Panel Paper:
Understanding How Information Affects Loan Aversion Among High School Seniors
*Names in bold indicate Presenter
A large portion of loan averse students might be unwilling to borrow because of the risk associated with the inability to repay the loan balance after leaving higher education. Forms of income based repayment dramatically reduce that risk by basing monthly payments on the borrower’s current income rather than the loan balance. Unfortunately, few students take advantage of this option when entering repayment. In 2014 only 20% of borrowers entering repayment enrolled in income-based plans (College Board, 2015). The purpose of the study is to determine how information about loans and income based repayment may affect high school seniors’ attitudes about borrowing for higher education.
We employ a clustered randomized control trial in six diverse high schools in Jefferson County, Louisville, Kentucky to identify the effect of loan and repayment information on borrowing attitudes and perceptions.
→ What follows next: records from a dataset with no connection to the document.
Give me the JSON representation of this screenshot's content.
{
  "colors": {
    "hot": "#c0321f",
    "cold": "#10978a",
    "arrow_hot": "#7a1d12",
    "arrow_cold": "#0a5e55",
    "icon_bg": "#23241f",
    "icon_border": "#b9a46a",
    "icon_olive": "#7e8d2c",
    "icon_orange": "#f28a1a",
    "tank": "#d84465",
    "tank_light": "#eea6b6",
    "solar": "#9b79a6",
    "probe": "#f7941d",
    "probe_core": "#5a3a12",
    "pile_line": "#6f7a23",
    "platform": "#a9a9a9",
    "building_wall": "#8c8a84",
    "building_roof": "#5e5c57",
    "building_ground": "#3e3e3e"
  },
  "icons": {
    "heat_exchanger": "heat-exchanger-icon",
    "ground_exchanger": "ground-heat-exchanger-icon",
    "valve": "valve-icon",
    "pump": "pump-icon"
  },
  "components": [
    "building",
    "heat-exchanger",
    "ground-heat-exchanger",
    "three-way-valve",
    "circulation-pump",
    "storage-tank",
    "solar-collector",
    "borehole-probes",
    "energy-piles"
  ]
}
The information treatment is watching a 4-5 minute video in a classroom during the school day that explains the features and advantages of federal student loans and income based repayment. The control condition is watching a 4-5 minute video that explains how to read a financial aid award letter, which is theoretically neutral on student loans. The loan attitude outcomes are recorded via a ten minute paper survey with several measures of loan aversion and questions about financial aid and loan knowledge. Randomization was conducted at the classroom level within each high school such that an equal number of classrooms received the treatment and control conditions. Approximately 650 high school seniors participated in the experiment over the course of three days during January 2016. Data collection is complete.
Results of this study will suggest whether information on income based repayment can mitigate loan aversion. If the results are positive, it suggests providing information on income based repayment options at the time of the borrowing decision is vital to improving college access to low- and middle-income populations who are averse to borrowing due to the risk of being able to repay the loans.